Entrevista/ “É preciso muito esforço e dar incentivos para que as pessoas queiram ficar na hotelaria e restauração”

Dálio Calado, diretor executivo do Hyatt Regency

Viveu em Nova Iorque, é responsável pelo Viseversa, um espaço novo de restauração em Belém, e diretor executivo do grupo Hyatt para Portugal. Em entrevista ao Link To Leaders, Dálio Calado fala do conceito deste café cosmopolita que serve todos e a qualquer hora, e que fica no hotel Hyatt Regency Lisbon, e dos desafios do setor.
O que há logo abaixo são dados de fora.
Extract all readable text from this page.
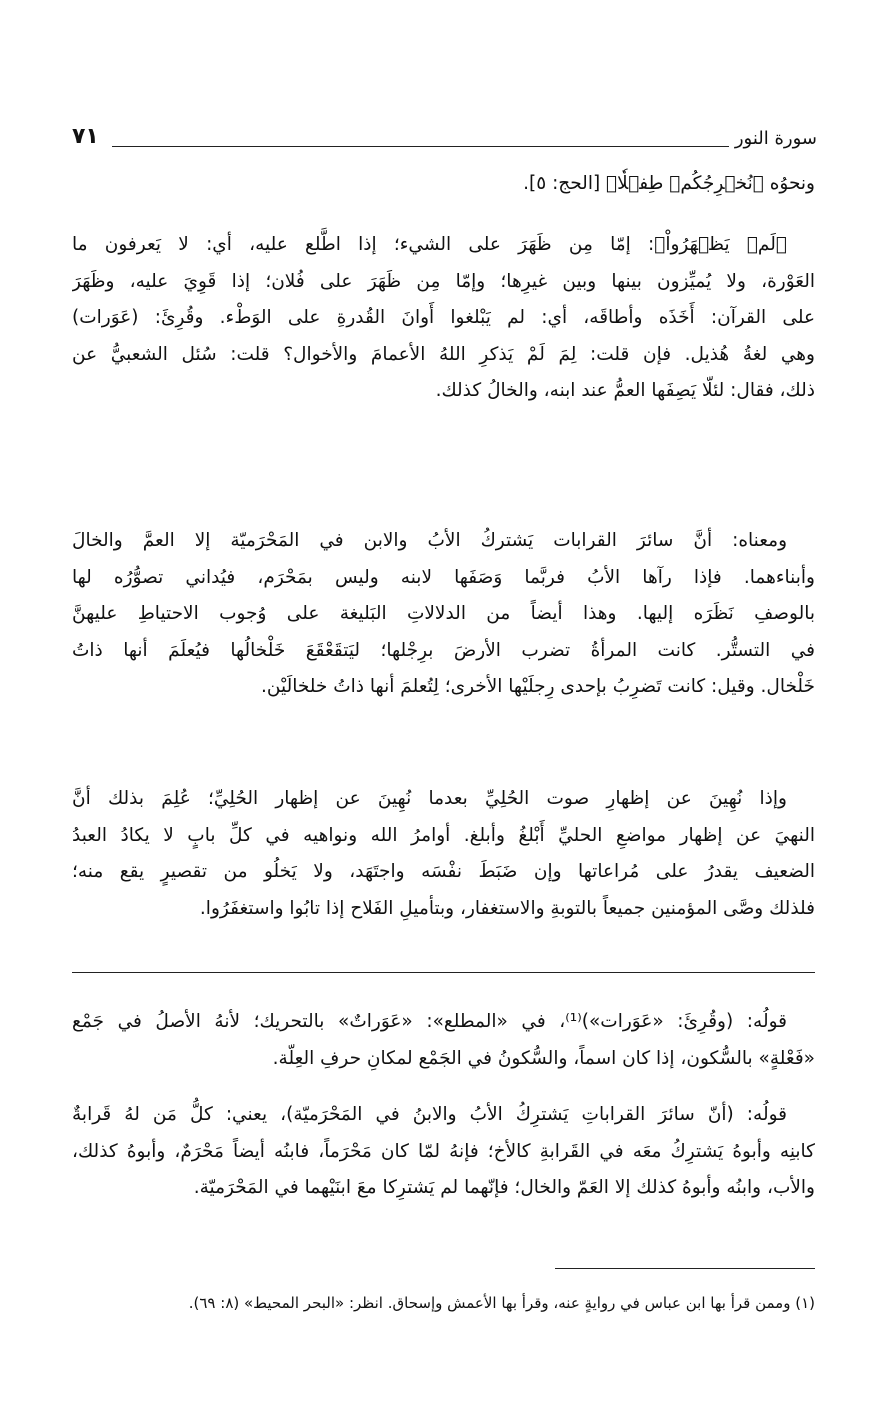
سورة النور
٧١
ونحوُه ﴿نُخۡرِجُكُمۡ طِفۡلٗا﴾ [الحج: ٥].
﴿لَمۡ يَظۡهَرُواْ﴾: إمّا مِن ظَهَرَ على الشيء؛ إذا اطَّلع عليه، أي: لا يَعرفون ما
العَوْرة، ولا يُميِّزون بينها وبين غيرِها؛ وإمّا مِن ظَهَرَ على فُلان؛ إذا قَوِيَ عليه، وظَهَرَ
على القرآن: أَخَذَه وأطاقَه، أي: لم يَبْلغوا أَوانَ القُدرةِ على الوَطْء. وقُرِئَ: (عَوَرات)
وهي لغةُ هُذيل. فإن قلت: لِمَ لَمْ يَذكرِ اللهُ الأعمامَ والأخوال؟ قلت: سُئل الشعبيُّ عن
ذلك، فقال: لئلّا يَصِفَها العمُّ عند ابنه، والخالُ كذلك.
ومعناه: أنَّ سائرَ القرابات يَشتركُ الأبُ والابن في المَحْرَميّة إلا العمَّ والخالَ
وأبناءهما. فإذا رآها الأبُ فربَّما وَصَفَها لابنه وليس بمَحْرَم، فيُداني تصوُّرُه لها
بالوصفِ نَظَرَه إليها. وهذا أيضاً من الدلالاتِ البَليغة على وُجوب الاحتياطِ عليهنَّ
في التستُّر. كانت المرأةُ تضرب الأرضَ برِجْلها؛ ليَتقَعْقَعَ خَلْخالُها فيُعلَمَ أنها ذاتُ
خَلْخال. وقيل: كانت تَضرِبُ بإحدى رِجلَيْها الأخرى؛ لِتُعلمَ أنها ذاتُ خلخالَيْن.
وإذا نُهِينَ عن إظهارِ صوت الحُلِيِّ بعدما نُهِينَ عن إظهار الحُلِيِّ؛ عُلِمَ بذلك أنَّ
النهيَ عن إظهار مواضعِ الحليِّ أَبْلغُ وأبلغ. أوامرُ الله ونواهيه في كلِّ بابٍ لا يكادُ العبدُ
الضعيف يقدرُ على مُراعاتها وإن ضَبَطَ نفْسَه واجتَهَد، ولا يَخلُو من تقصيرٍ يقع منه؛
فلذلك وصَّى المؤمنين جميعاً بالتوبةِ والاستغفار، وبتأميلِ الفَلاح إذا تابُوا واستغفَرُوا.
قولُه: (وقُرِئَ: «عَوَرات»)⁽¹⁾، في «المطلع»: «عَوَراتٌ» بالتحريك؛ لأنهُ الأصلُ في جَمْع
«فَعْلةٍ» بالسُّكون، إذا كان اسماً، والسُّكونُ في الجَمْع لمكانِ حرفِ العِلّة.
قولُه: (أنّ سائرَ القراباتِ يَشترِكُ الأبُ والابنُ في المَحْرَميّة)، يعني: كلُّ مَن لهُ قَرابةٌ
كابنِه وأبوهُ يَشترِكُ معَه في القَرابةِ كالأخ؛ فإنهُ لمّا كان مَحْرَماً، فابنُه أيضاً مَحْرَمٌ، وأبوهُ كذلك،
والأب، وابنُه وأبوهُ كذلك إلا العَمّ والخال؛ فإنّهما لم يَشترِكا معَ ابنَيْهما في المَحْرَميّة.
(١) وممن قرأ بها ابن عباس في روايةٍ عنه، وقرأ بها الأعمش وإسحاق. انظر: «البحر المحيط» (٨: ٦٩).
Dálio Calado nasceu, viveu e estudou em Portugal até aos 20 anos. Foi com essa idade que decidiu ir para Nova Iorque trabalhar na área da música. Contudo, aos poucos, a restauração e hotelaria começaram a entrar na sua vida. A crise na indústria da música que se fez sentir em 2003 deu o empurrão que lhe faltava para se dedicar ao setor.

Hoje está à frente do restaurante Viseversa, no hotel Hyatt Regency Lisbon, em Belém, que caracteriza como um espaço muito cosmopolita à semelhança de um Grand Café e que está preparado para receber cerca de 200 pessoas. E cuja oferta gastronómica, revela, “engloba um bocadinho das nossas experiências, da minha, do chefe executivo que andou pelo estrangeiro durante 10 anos. E de toda a equipa que também andou por fora. No Viseversa pode desfrutar desde uma tosta de abacate a um risotto italiano ou a um prato francês”.

Dálio Calado é também diretor executivo do grupo Hyatt para Portugal e continua com os olhos postos no mundo. “Quero continuar a expandir e a ter um papel em vários continentes e vários países, não gosto de estagnar. Adoro estar em Portugal, mas não quero ficar cá a vida toda. O meu país também precisa que vá fora e que traga o que se faz bem lá fora. E depois quero também exportar a gastronomia portuguesa”, afirma.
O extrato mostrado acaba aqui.